Simpler forms of telepresence have been in use for several years. Robert
Ballard of the Woods Hole Oceanographic Institution in Massachusetts explored
the wreck of the Titanic with submersibles controlled by operators sitting
in front of television monitors using joysticks. Technology being developed
by the US military goes a step further and tracks the position of the operator’s
eyeballs to simulate real vision more exactly.
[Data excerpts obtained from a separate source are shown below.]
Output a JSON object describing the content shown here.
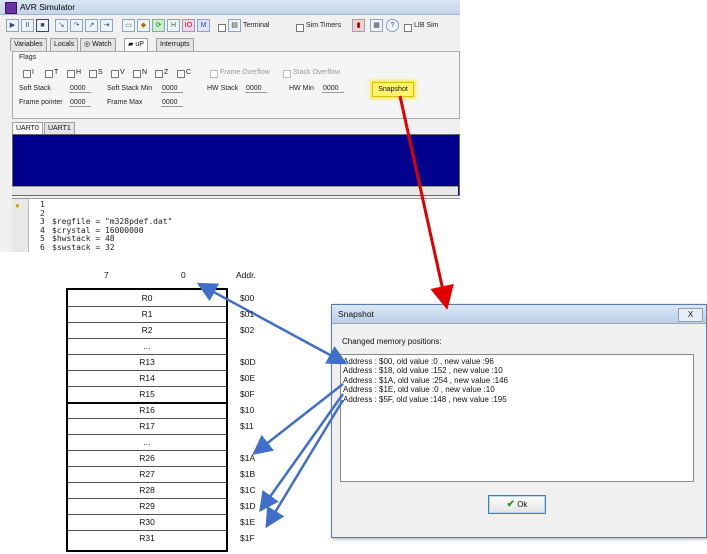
{
  "simulator": {
    "title": "AVR Simulator",
    "toolbar": {
      "play": "▶",
      "pause": "II",
      "stop": "■",
      "terminal": "Terminal",
      "sim_timers": "Sim Timers",
      "lib_sim": "LIB Sim"
    },
    "tabs": [
      "Variables",
      "Locals",
      "Watch",
      "uP",
      "Interrupts"
    ],
    "flags": {
      "title": "Flags",
      "bits": [
        "I",
        "T",
        "H",
        "S",
        "V",
        "N",
        "Z",
        "C"
      ],
      "frame_overflow": "Frame Overflow",
      "stack_overflow": "Stack Overflow"
    },
    "stats": {
      "soft_stack_label": "Soft Stack",
      "soft_stack_value": "0000",
      "soft_stack_min_label": "Soft Stack Min",
      "soft_stack_min_value": "0000",
      "hw_stack_label": "HW Stack",
      "hw_stack_value": "0000",
      "hw_min_label": "HW Min",
      "hw_min_value": "0000",
      "frame_pointer_label": "Frame pointer",
      "frame_pointer_value": "0000",
      "frame_max_label": "Frame Max",
      "frame_max_value": "0000"
    },
    "snapshot_button": "Snapshot",
    "uart_tabs": [
      "UART0",
      "UART1"
    ],
    "code": {
      "line_numbers": [
        "1",
        "2",
        "3",
        "4",
        "5",
        "6"
      ],
      "lines": [
        "",
        "",
        "$regfile = \"m328pdef.dat\"",
        "$crystal = 16000000",
        "$hwstack = 48",
        "$swstack = 32"
      ]
    }
  },
  "register_table": {
    "bit_high": "7",
    "bit_low": "0",
    "addr_header": "Addr.",
    "rows": [
      "R0",
      "R1",
      "R2",
      "...",
      "R13",
      "R14",
      "R15",
      "R16",
      "R17",
      "...",
      "R26",
      "R27",
      "R28",
      "R29",
      "R30",
      "R31"
    ],
    "addresses": [
      "$00",
      "$01",
      "$02",
      "",
      "$0D",
      "$0E",
      "$0F",
      "$10",
      "$11",
      "",
      "$1A",
      "$1B",
      "$1C",
      "$1D",
      "$1E",
      "$1F"
    ]
  },
  "snapshot_dialog": {
    "title": "Snapshot",
    "close_label": "X",
    "label": "Changed memory positions:",
    "changes": [
      "Address : $00, old value :0 , new value :96",
      "Address : $18, old value :152 , new value :10",
      "Address : $1A, old value :254 , new value :146",
      "Address : $1E, old value :0 , new value :10",
      "Address : $5F, old value :148 , new value :195"
    ],
    "ok_label": "Ok"
  },
  "colors": {
    "uart_background": "#00008e",
    "snapshot_highlight": "#fff36a",
    "red_arrow": "#e00000",
    "blue_arrow": "#3f6fc8"
  }
}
NASA’s submersible will supplement the operator’s vision with a spectroscopic
system developed by SETS Technology, a company based in Hawaii. The system
views the scene around the submersible and analyses the spectrum of visible
and infrared light reflected from objects the robot is looking at. According
to Tom McCord, chief scientist at SETS, the robot will eventually be able
to compare the spectra of objects it is looking at with templates stored
in its memory to identify the objects.

Future versions of NASA’s telepresence system will pick up objects and
convey their weight and texture back to the operator. Butler Hine, leader
of the intelligent mechanisms group at NASA’s Ames Research Center in California,
says that a student at Stanford University has designed a prototype glove
that gives the wearer the impression of feeling the mass of an object. The
glove contains an alloy which expands and contracts when different electric
currents pass through it.

NASA is also studying a device for conveying texture. It was designed
for Braille readers: an image recognition system reads ordinary print and
then uses an array of retractable points to convey Braille letters to a
blind person’s fingertips. NASA uses an optical sensor to analyse light
scattering on the object’s surface to determine its texture. It then conveys
the information to the fingertip device where the array of points simulate
the texture. Other possibilities include acoustic sensors that will convey
the feeling of tapping on a surface.